When Falconsbane's thoughts clouded and drifted into dreams, An'desha opened his shared eyes cautiously, alert to the possibility that such an action might wake Falconsbane again.
But Falconsbane remained asleep, and An'desha reveled in the feeling that his body was his own again - however temporarily that might be. Once Falconsbane woke, he would have to retreat back into the little hidden corner of his mind that Falconsbane did not control, and did not even seem to be aware of. Even his ability to view the world through Falconsbane's senses was limited to the times when the Adept was very preoccupied, or seriously distracted. Any time there was even the slightest possibility that Falconsbane could sense An'desha's presence, An'desha kept himself hidden in the "dark."
He was not certain why he was still "here." The little he had read in Falconsbane's memories indicated that whenever the Adept took over one of his descendants' bodies, he utterly destroyed the personality, and possibly even the soul, of that descendant. Yet - this time both had remained. An'desha was still "alive," if in a severely limited sense, thanks only to his instincts.
Not that I can do much, he thought with more than a little fear. And if he ever finds out that I'm still here, he'll squash me like a troublesome insect. He may think he's too weak to do anything, but even now he could destroy me if he wanted to. He 'd probably do it just to sharpen his appetite.
If I'd accepted becoming a shaman...none of this would have happened. There wouldn't even be a Mornelithe Falconsbane, if I hadn't tried to call fire. If only.
If only...easy to say, in retrospect. Half Shin'a'in as he was, would the Plains shaman have even accepted him? There was no telling; the shaman might just as easily have sent him away. Shin'a'in shaman did not practice magic as such - but did they have anything like the fire-calling spell? And if they did, would it have been similar enough to bring Mornelithe out of his limbo? And if it had been - what would have happened then?

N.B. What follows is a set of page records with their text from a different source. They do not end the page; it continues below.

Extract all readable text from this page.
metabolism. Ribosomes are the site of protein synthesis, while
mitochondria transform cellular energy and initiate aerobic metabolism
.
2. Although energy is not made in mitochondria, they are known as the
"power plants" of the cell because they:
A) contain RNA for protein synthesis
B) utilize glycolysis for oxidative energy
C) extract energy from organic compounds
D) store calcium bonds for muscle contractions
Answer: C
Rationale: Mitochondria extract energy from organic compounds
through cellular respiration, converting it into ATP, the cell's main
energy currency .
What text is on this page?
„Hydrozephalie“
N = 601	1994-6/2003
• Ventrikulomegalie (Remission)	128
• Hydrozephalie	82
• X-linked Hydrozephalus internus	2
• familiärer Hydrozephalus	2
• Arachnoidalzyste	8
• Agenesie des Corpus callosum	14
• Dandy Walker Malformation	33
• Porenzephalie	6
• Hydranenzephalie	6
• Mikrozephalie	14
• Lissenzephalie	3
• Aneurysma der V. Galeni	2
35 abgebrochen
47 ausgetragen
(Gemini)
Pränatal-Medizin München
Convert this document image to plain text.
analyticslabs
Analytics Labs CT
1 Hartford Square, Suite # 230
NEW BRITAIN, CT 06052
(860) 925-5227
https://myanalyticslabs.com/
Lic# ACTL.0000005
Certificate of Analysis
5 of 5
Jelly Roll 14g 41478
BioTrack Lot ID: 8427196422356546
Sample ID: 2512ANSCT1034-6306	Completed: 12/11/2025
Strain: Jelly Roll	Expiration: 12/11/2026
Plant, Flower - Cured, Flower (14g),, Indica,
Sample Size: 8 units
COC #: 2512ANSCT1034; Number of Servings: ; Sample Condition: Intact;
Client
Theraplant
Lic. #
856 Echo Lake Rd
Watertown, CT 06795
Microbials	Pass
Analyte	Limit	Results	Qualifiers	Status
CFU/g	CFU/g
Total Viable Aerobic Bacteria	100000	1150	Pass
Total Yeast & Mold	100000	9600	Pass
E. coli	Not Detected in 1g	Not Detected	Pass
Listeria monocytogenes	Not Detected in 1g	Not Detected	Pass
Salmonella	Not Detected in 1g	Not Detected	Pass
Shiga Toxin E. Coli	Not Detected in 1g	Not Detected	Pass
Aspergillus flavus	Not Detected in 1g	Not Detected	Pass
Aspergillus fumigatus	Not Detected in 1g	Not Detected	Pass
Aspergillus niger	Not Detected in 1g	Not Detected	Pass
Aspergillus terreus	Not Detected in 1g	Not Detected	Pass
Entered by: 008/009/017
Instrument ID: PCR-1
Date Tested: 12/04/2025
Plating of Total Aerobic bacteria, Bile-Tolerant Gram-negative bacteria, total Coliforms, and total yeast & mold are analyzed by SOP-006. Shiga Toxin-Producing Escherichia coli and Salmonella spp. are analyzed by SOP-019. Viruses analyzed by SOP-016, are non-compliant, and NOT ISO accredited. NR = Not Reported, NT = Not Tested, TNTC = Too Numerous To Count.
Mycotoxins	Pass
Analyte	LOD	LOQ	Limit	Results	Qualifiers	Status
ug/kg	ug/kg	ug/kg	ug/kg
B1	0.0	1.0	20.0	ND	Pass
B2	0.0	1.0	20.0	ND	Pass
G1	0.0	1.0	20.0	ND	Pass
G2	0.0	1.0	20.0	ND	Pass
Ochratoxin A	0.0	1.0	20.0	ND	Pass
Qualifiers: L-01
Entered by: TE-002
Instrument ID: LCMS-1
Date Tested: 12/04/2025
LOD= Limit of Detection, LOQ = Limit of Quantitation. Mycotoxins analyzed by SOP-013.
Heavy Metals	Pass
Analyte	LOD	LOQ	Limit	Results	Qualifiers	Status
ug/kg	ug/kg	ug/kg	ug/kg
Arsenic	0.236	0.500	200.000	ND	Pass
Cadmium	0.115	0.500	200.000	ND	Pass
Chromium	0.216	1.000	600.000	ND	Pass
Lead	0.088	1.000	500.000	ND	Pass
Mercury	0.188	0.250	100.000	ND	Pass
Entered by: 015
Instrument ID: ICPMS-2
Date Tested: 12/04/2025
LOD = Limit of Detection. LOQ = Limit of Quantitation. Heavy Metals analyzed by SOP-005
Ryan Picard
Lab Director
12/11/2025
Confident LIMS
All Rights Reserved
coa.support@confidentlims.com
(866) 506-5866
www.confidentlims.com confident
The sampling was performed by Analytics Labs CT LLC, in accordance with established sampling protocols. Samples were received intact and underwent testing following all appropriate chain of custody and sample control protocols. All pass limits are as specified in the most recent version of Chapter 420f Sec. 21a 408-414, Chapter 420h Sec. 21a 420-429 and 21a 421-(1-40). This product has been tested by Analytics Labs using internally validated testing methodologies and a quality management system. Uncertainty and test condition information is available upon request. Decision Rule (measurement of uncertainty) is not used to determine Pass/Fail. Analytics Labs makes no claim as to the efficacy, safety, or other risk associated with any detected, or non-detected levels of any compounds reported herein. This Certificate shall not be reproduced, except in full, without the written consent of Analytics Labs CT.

If, if, if. Too many "ifs," and none of them of any use.
The past was immutable, the present what it was because of the past. An'desha had been gifted with mage-power. He had chosen to run away to try to find the Tale'edras and master that magic, rather than become a shaman as the custom of Shin'a'in dictated. He had become lost, and he had tried to call fire to warm himself the first night he had been on his own. That had been his undoing.